American short-story writer and novelist whose Southern Gothic fiction, written from her mother's dairy farm in Milledgeville, Georgia during the fourteen years of a lupus illness that would kill her at 39, is as theologically serious as anything produced in 20th-century American letters. O'Connor wrote explicitly as a Catholic writer for what she called "a hostile audience" — a secular modernity that had lost the religious vocabulary her stories presupposed — and she cultivated a violent, grotesque, comic style to cut through that hostility.
Her two novels, Wise Blood (1952) and The Violent Bear It Away (1960), and two story collections, A Good Man Is Hard to Find (1955) and Everything That Rises Must Converge (1965, posthumous), make up a small but dense body of work. Her characters — backwoods prophets, complacent matrons, self-important intellectuals, dangerous children — meet grace most often as a violent intrusion, a shotgun blast or a stroke that strips away whatever they had been relying on as spiritual substitute. "For the hard of hearing you shout," she wrote, "and for the almost-blind you draw large and startling figures."
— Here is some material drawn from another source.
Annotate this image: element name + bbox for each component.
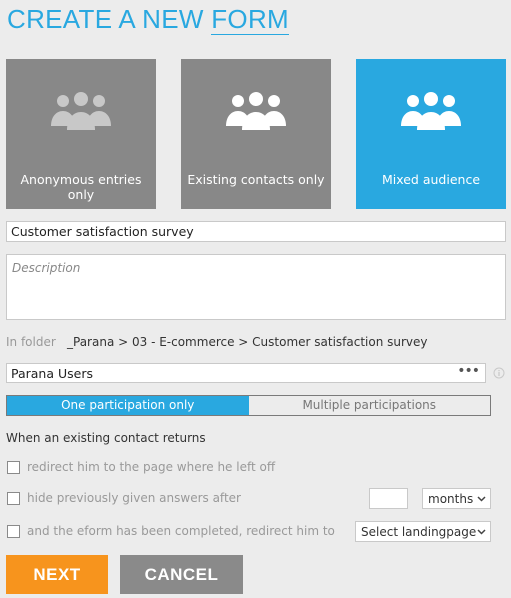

Her essays and letters, collected in Mystery and Manners (1969) and The Habit of Being (1979), display a mind of unusual toughness and range. She corresponded widely — with Walker Percy, with Caroline Gordon, with the priests and philosophers who interested her — and read the theology she cared about (Aquinas every night) as seriously as she read fiction. Robert Coles's Flannery O'Connor's South (1980) is a fine study. She remains a writer whose particular combination of theological seriousness, comic violence, and stylistic precision has no close peer.